Sarah e Alice se aproximaram do rapaz caído no chão e o abraçaram. Sem entender o que estava acontecendo, o jovem apenas chorou:
— Eu sou fraco… não posso continuar…
— João, lembre-se: o que é que te move? — Alice indagou.
— C-como assim… o que me move?
— Se não pode fazer por ti…
— Por nossas almas…
— Pela cidade…
— Pelo mundo…
— Então…
— Faça pela Rosa — as duas concluíram.
— R-Rosa…? C-como vocês a conhe…
João acordou segundos depois após a queda devido a dor excruciante que sentia no braço fraturado. Por sorte, o esquerdo é quem foi machucado, e o jovem era destro.
Ronaldo, o homem que matou a própria família, descia lentamente as escadas enquanto tentava se acostumar com seu novo corpo.
Quando notou que João havia acordado, passou a descer mais rápido os degraus com seus passos grotescos.
O rapaz, vendo isso acontecer, aproveitou para pegar a espingarda e atirar no demônio, mas teve muita dificuldade por só ter um braço útil. Ainda assim, foi capaz de manuseá-la e atirar.
Infelizmente, os tiros só pegaram de raspão no monstro que acabou tropeçando e caindo de lá. Com o máximo de esforço possível, João se levantou e saiu da frente das escadas antes que morresse esmagado.
Percebeu que a espingarda naquele momento seria inútil, então decidiu descartá-la momentaneamente e saiu correndo para a área externa do sítio.
“Merda, preciso pensar num plano para matá-lo… A partir de agora, não posso enxergá-lo como Ronaldo, e sim como um demônio… Mas, do jeito que estou agora, o que posso fazer?”
João optou por ir ao celeiro da casa para ver se tinha algo que pudesse ajudá-lo visto que os celeiros costumam ter várias ferramentas que podem ser usadas como armas.

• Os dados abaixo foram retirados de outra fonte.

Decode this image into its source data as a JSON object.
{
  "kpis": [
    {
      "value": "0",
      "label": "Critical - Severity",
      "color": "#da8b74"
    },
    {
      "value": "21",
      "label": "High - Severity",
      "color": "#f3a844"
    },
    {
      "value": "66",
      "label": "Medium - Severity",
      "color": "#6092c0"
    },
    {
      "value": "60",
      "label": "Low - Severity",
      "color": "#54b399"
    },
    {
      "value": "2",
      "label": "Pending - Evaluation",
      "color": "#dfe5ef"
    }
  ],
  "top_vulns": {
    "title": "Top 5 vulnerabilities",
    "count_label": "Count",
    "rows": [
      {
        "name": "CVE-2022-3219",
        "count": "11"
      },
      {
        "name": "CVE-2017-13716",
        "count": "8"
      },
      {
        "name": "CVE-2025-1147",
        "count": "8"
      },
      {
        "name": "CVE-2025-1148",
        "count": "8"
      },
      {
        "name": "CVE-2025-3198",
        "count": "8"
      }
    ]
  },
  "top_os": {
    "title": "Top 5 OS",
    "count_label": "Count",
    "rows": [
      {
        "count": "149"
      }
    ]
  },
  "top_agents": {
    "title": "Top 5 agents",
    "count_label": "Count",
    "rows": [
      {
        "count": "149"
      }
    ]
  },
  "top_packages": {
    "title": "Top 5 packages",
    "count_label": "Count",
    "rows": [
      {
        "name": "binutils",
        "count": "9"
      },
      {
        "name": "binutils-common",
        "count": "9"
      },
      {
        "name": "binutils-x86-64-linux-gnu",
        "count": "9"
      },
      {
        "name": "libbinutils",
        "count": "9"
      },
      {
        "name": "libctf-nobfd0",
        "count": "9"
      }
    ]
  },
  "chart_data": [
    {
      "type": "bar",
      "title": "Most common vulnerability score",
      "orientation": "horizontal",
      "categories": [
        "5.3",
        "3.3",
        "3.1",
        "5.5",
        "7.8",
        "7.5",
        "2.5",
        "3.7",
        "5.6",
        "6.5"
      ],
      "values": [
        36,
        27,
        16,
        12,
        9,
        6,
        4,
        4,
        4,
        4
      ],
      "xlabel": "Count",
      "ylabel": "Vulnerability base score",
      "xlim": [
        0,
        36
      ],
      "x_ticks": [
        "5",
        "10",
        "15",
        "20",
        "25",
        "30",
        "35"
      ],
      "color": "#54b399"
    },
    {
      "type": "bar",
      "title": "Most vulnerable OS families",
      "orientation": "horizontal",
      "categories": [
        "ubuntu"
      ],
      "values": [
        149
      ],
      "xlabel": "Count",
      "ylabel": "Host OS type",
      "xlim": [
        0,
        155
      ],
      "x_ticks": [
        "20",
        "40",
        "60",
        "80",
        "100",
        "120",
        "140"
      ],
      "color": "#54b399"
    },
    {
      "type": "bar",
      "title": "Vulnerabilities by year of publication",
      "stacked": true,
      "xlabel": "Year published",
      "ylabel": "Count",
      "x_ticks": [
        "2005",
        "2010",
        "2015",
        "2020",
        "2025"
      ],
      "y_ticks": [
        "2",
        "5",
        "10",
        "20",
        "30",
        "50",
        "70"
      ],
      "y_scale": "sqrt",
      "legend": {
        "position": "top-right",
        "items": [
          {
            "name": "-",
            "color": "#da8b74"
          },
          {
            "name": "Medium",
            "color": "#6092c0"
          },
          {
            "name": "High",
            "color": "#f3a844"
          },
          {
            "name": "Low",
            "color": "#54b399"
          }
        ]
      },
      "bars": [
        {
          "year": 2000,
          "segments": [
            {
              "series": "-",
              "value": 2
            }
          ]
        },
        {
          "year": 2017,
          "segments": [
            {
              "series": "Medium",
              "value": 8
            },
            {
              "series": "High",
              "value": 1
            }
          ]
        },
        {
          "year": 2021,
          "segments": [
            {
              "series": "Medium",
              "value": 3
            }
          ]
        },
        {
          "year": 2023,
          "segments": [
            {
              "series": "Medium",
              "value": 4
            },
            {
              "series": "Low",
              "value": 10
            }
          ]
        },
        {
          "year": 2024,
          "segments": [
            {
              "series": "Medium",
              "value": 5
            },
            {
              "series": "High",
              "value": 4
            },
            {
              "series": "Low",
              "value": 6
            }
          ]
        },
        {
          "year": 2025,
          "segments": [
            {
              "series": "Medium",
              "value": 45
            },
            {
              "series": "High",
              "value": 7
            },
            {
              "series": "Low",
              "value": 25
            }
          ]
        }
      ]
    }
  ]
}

“Posso usar o meu revólver também, mas não sei se serei capaz de machucá-lo só com isso. Será que ele tem alguma mancha negra no corpo? Aliás, como Ronaldo se tornou um demônio? Ele definitivamente não era um antes de eu chegar na cidade… Pode ser que…”
João chegou no celeiro e notou-o fechado. Mais uma vez, usou o revólver para destrancá-lo, e com muito mais dificuldade do que antes, abriu os portões.
Lá dentro, a primeira coisa que notou foi o baú de ferramentas, e correu até ele. No baú, continham as ferramentas que tanto almejava, mas a maior parte delas não poderiam ser utilizadas pelo João no estado em que se encontrava.
— Blaurgh!
O homem virou para trás e observou o monstro se alimentando com as galinhas que residiam próximas do celeiro. Com mordidas ferozes, arrancava partes e partes dos animais que não duravam muito tempo vivos. Comeria daquele jeito mesmo, com penas, ossos e tudo mais. Seus dentes foram alterados junto com o corpo, dando a capacidade de mastigar tudo sem qualquer dificuldade.
Naquele momento, Ronaldo parecia com uma máquina de matar.
“É verdade… não posso deixá-lo machucar mais ninguém… preciso proteger os outros moradores, mesmo que custe a minha vida… Não, não pagarei com a minha vida agora… Definitivamente matarei esse desgraçado!”
João observou o interior do baú mais um pouco e o fechou depois. Virou-se para trás novamente e notou o demônio na entrada do celeiro.
— Blergh… borg…
— Filho da puta.
Ronaldo correu até o rapaz para tentar agarrá-lo, mas foi evitado.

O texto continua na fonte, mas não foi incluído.